The relevance of this issue is heightened by worsening urban air pollution. January saw a sharp rise in the number of polluted days across several Indian cities, including the Delhi National Capital Region, highlighting the public health and economic implications of transport emissions. In this context, Budget 2026 provides limited additional impetus for electric vehicle manufacturing in harder-to-abate segments or for scaling up charging infrastructure.
At the same time, the budget allocates significant resources to relatively expensive or unproven technologies. The INR3,500 crore allocation for coal and lignite gasification, alongside a proposed INR20,000 crore outlay over five years for carbon capture, utilisation and storage (CCUS), would benefit from careful assessment against cost-effectiveness and deployment timelines. While innovation across technologies is important, these solutions remain capital-intensive and technologically uncertain, particularly when compared to the falling costs and proven scalability of renewables, storage and electrification.
The government’s renewed push on nuclear energy is notable. The proposal to develop at least 100GW of nuclear capacity by 2047, amend key legislation to enable private participation, extend customs duty exemptions until 2035, and launch a INR20,000 crore mission for small modular reactors reflects long-term ambition.

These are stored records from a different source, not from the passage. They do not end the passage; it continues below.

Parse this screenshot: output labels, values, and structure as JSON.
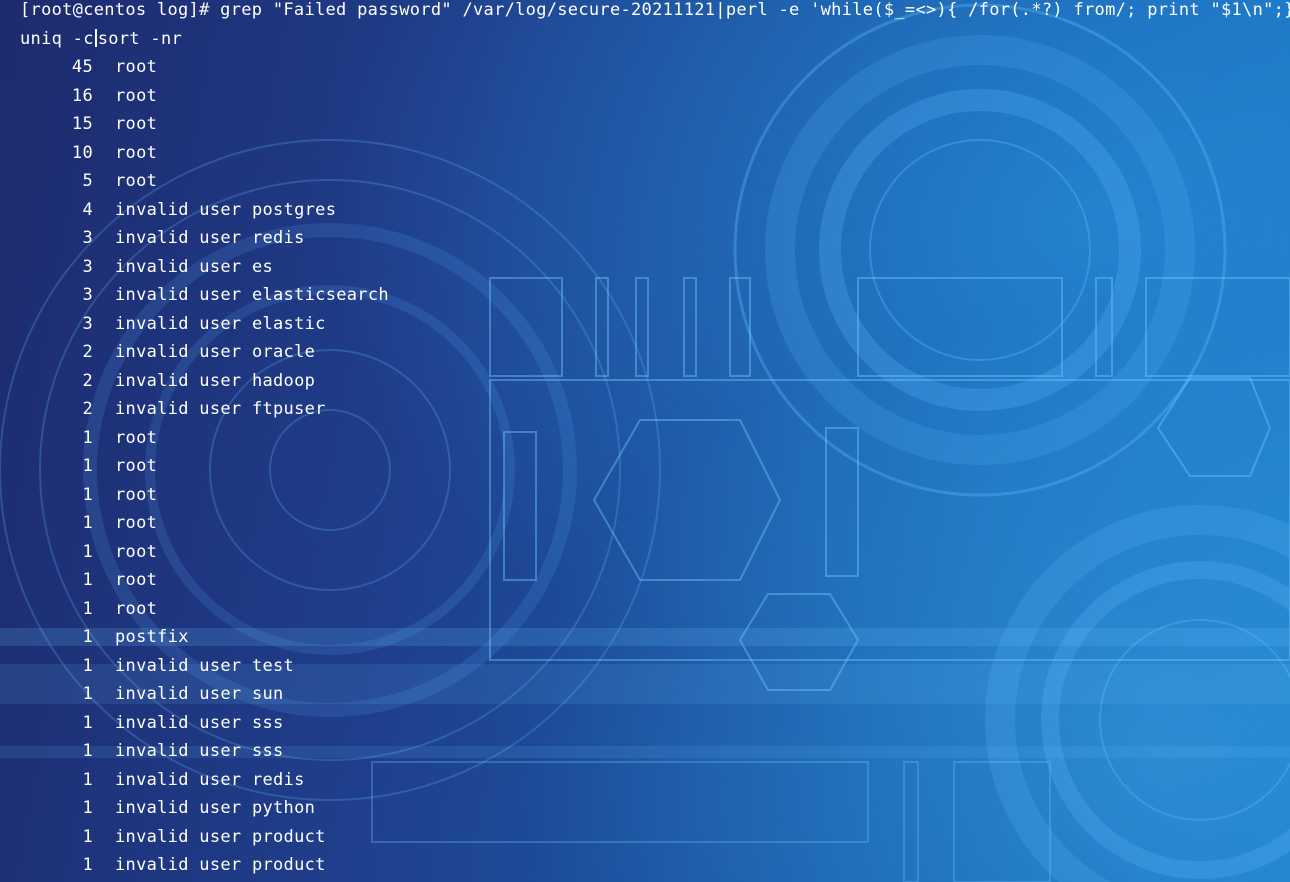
{
  "command": {
    "line1": "[root@centos log]# grep \"Failed password\" /var/log/secure-20211121|perl -e 'while($_=<>){ /for(.*?) from/; print \"$1\\n\";}",
    "line2_a": "uniq -c",
    "line2_b": "sort -nr"
  },
  "rows": [
    {
      "count": "45",
      "user": "root"
    },
    {
      "count": "16",
      "user": "root"
    },
    {
      "count": "15",
      "user": "root"
    },
    {
      "count": "10",
      "user": "root"
    },
    {
      "count": "5",
      "user": "root"
    },
    {
      "count": "4",
      "user": "invalid user postgres"
    },
    {
      "count": "3",
      "user": "invalid user redis"
    },
    {
      "count": "3",
      "user": "invalid user es"
    },
    {
      "count": "3",
      "user": "invalid user elasticsearch"
    },
    {
      "count": "3",
      "user": "invalid user elastic"
    },
    {
      "count": "2",
      "user": "invalid user oracle"
    },
    {
      "count": "2",
      "user": "invalid user hadoop"
    },
    {
      "count": "2",
      "user": "invalid user ftpuser"
    },
    {
      "count": "1",
      "user": "root"
    },
    {
      "count": "1",
      "user": "root"
    },
    {
      "count": "1",
      "user": "root"
    },
    {
      "count": "1",
      "user": "root"
    },
    {
      "count": "1",
      "user": "root"
    },
    {
      "count": "1",
      "user": "root"
    },
    {
      "count": "1",
      "user": "root"
    },
    {
      "count": "1",
      "user": "postfix"
    },
    {
      "count": "1",
      "user": "invalid user test"
    },
    {
      "count": "1",
      "user": "invalid user sun"
    },
    {
      "count": "1",
      "user": "invalid user sss"
    },
    {
      "count": "1",
      "user": "invalid user sss"
    },
    {
      "count": "1",
      "user": "invalid user redis"
    },
    {
      "count": "1",
      "user": "invalid user python"
    },
    {
      "count": "1",
      "user": "invalid user product"
    },
    {
      "count": "1",
      "user": "invalid user product"
    }
  ],
  "colors": {
    "text": "#ffffff",
    "background": "#1f4fa0",
    "decoration": "#5fb8ff"
  }
}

Nuclear energy can contribute to decarbonisation, but it remains expensive, slow to deploy and fraught with safety and liability concerns—factors that continue to influence investor appetite.
On power sector reforms, the budget rightly recognises that renewable energy uptake hinges on the financial health of discoms. Allowing states an additional 0.5% of gross state domestic product (GSDP) borrowing, contingent on distribution reforms and intra-state transmission upgrades, is a step in the right direction. However, these reforms must be matched with sustained investment in transmission and storage, without which the benefits will remain constrained.

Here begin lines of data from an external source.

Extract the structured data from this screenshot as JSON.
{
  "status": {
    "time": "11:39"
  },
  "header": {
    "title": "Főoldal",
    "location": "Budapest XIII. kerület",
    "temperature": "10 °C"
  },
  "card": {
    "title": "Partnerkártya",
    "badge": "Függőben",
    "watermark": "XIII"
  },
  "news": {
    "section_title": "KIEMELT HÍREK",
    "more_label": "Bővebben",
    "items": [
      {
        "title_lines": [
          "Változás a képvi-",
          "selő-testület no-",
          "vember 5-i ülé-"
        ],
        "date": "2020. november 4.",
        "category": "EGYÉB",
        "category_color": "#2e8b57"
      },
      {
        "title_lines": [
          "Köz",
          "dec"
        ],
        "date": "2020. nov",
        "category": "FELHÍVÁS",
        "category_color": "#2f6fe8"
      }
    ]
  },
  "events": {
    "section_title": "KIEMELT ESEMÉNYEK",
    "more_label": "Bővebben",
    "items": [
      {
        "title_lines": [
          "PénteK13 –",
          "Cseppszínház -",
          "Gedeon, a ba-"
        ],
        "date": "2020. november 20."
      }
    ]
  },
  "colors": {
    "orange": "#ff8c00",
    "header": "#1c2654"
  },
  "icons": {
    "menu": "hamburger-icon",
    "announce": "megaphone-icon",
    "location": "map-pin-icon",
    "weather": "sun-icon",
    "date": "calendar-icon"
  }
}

Financing remains the largest gap in India’s energy transition. Increased allocations to institutions such as Indian Renewable Energy Development Agency (IREDA) and Solar Energy Corporation of India (SECI) from around INR36,000 crore to INR43,000 crore, along with plans to restructure Power Finance Corporation (PFC) and the Rural Electrification Corporation (REC), are welcome. The proposed Infrastructure Risk Guarantee Fund could also help de-risk lending. However, broader use of credit guarantees and risk-sharing instruments could further mobilise private capital, particularly for EV manufacturing and MSMEs across clean energy value chains.
Budget 2026 reflects strong macro-fiscal ambition. Additional emphasis on grid infrastructure, energy storage, transport electrification and risk-mitigation mechanisms could further accelerate India’s energy transition while strengthening climate, air quality and energy security outcomes.